Weather events that will have an effect: Future high tides and future hurricanes

Suggested procedures to control flooding: Remove certain stop logs (4 feet by 7 inches and part of Burke Pond dam) to let more water flow from Burke Pond into Eel Pond. This would be done three days or so prior to an anticipated storm. The logs would then be replaced to use Burke Pond as a reservoir to control excess water. This would not help for ocean surges into Eel pond.

Related problems and concerns: Who decides to lower which dam and by how much? Currently, Abenaqui may lower the water in Burke Pond for its own needs. DOT is hesitant to change water levels in Eel Pond due to possible legal liability. State and Town responsibilities are not crystal clear during a flooding event. The State in the 1990's granted the Town the right to remove stop logs in the event of flooding. Weather forecasting is not perfect, so how will we know if such a major storm is coming? The bridge on Red Mill Lane quickly becomes filled up with debris washed down from above which creates flooding in that area. What state and federal grant money is available? What is the current water quality of both ponds? What problems arise if the government is "let in" on the problem? Remember Mothers’ Day flood two years ago? Who has the right to lower either pond in the off-season? One resident has a letter received in the 1990's indicating that the state controls the water level in Eel pond. Low water level can lead to stagnation. Abutters also raised the issue of possible economic impact, liability questions, health issues, and possible impact on fish and wildlife. One of the final comments was: Should we consider converting Eel Pond into a salt marsh as it was in 1905?

Eel Pond photo by Peter Moynahan,Rye's-Guy-in-the-Sky with Route 1A running lower left to right, Burke Pond in the upper left, and showing the large amount of vegetation in Eel Pond.

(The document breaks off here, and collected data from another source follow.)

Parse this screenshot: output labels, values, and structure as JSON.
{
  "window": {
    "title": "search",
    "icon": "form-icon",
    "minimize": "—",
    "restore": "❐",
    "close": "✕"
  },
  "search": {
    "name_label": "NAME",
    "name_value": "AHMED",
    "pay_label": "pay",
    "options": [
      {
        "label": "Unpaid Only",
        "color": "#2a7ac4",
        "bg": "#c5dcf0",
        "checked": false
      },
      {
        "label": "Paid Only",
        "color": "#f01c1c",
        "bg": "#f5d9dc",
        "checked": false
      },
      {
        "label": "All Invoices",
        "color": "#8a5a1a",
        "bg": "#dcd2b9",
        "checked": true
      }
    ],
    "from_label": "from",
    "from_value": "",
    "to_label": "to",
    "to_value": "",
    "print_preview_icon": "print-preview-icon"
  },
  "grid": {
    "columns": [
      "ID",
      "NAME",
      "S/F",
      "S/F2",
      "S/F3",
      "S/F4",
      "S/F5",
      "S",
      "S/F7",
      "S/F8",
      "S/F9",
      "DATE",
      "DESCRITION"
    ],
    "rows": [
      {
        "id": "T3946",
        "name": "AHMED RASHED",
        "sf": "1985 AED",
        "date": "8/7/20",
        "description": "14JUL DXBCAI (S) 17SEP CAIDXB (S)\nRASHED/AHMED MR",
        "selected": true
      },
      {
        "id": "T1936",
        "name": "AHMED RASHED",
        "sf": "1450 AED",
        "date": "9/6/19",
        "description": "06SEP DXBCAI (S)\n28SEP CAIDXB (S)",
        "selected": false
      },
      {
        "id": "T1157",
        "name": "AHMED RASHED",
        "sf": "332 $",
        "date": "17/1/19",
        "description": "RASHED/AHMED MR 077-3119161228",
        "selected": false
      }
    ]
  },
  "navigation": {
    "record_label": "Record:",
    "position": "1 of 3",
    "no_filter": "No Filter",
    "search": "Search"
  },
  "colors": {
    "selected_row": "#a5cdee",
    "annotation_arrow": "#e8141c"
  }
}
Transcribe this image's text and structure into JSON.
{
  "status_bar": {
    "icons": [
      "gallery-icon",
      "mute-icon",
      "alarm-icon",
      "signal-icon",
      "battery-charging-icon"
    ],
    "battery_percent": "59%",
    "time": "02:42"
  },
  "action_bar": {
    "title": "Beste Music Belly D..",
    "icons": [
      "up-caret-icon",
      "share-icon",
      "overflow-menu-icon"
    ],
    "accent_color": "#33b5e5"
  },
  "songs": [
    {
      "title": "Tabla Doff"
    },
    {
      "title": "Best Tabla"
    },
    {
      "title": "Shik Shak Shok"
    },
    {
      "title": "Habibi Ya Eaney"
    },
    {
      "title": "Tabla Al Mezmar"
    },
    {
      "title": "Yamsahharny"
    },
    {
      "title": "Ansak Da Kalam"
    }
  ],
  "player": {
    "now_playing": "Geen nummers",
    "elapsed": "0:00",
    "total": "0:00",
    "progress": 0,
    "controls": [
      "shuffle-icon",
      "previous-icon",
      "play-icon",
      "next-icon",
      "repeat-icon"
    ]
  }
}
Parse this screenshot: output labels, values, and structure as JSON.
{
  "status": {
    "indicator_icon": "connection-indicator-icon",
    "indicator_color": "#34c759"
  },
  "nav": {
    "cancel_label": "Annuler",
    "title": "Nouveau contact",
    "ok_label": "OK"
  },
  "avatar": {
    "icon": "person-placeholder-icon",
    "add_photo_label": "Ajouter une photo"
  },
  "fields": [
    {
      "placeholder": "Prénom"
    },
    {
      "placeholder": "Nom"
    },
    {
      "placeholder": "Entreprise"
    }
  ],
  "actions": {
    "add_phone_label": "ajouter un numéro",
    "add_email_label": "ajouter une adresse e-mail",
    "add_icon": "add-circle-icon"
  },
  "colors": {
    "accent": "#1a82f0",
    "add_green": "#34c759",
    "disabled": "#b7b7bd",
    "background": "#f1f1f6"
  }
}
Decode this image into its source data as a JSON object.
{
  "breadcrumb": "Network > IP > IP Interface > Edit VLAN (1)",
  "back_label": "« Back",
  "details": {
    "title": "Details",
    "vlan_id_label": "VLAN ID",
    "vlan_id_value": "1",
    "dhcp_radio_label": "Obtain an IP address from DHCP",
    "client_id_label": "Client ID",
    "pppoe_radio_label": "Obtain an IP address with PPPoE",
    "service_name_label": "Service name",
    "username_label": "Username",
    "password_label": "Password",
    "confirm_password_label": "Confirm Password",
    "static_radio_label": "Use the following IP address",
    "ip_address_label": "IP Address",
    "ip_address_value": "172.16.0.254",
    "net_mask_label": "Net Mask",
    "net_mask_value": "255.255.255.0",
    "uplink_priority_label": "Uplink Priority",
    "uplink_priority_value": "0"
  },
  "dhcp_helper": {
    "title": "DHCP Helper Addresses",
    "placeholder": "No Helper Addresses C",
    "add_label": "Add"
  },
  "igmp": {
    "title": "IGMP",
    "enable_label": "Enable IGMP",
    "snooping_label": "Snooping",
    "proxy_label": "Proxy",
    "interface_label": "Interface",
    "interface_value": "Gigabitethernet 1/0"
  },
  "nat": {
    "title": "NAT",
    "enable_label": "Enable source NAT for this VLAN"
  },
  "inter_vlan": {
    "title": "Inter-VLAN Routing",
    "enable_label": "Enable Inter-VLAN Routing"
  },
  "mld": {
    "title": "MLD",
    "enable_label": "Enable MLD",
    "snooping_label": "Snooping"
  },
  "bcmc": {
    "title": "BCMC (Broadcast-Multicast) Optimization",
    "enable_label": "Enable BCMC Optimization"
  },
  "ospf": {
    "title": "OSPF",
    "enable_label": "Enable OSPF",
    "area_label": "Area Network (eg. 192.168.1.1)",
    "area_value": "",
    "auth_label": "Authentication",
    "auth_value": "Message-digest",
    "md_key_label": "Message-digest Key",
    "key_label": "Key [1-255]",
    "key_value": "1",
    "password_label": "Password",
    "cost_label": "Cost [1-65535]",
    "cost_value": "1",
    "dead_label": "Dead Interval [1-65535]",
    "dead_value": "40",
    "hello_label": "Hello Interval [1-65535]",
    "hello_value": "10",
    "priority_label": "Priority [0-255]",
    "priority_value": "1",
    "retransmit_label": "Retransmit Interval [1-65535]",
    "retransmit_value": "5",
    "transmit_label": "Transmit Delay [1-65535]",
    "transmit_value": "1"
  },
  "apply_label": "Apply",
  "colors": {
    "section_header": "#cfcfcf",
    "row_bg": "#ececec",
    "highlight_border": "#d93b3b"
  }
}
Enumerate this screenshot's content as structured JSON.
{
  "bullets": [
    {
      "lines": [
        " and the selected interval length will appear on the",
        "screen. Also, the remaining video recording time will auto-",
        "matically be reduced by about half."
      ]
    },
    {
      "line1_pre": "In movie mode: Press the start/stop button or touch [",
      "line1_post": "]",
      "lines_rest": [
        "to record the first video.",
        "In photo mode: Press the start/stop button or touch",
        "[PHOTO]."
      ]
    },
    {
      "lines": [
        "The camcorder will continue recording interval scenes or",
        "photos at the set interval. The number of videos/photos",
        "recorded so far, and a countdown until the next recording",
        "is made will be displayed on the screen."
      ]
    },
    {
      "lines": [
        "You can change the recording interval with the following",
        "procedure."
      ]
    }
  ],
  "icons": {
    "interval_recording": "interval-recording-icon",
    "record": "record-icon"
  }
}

Burke Pond photo by Peter Moynahan showing the large amount of vegetation in the pond. Abenaqui Club House parking lot is just off the lower right corner

The next step: The Selectmen have decided to undertake a study that will look at long and short term issues to cover how to control storm flooding in both ponds, water quality, vegetation and sedimentation increase in the ponds, and beaver damage. The scope will be negotiated between the Town and the State.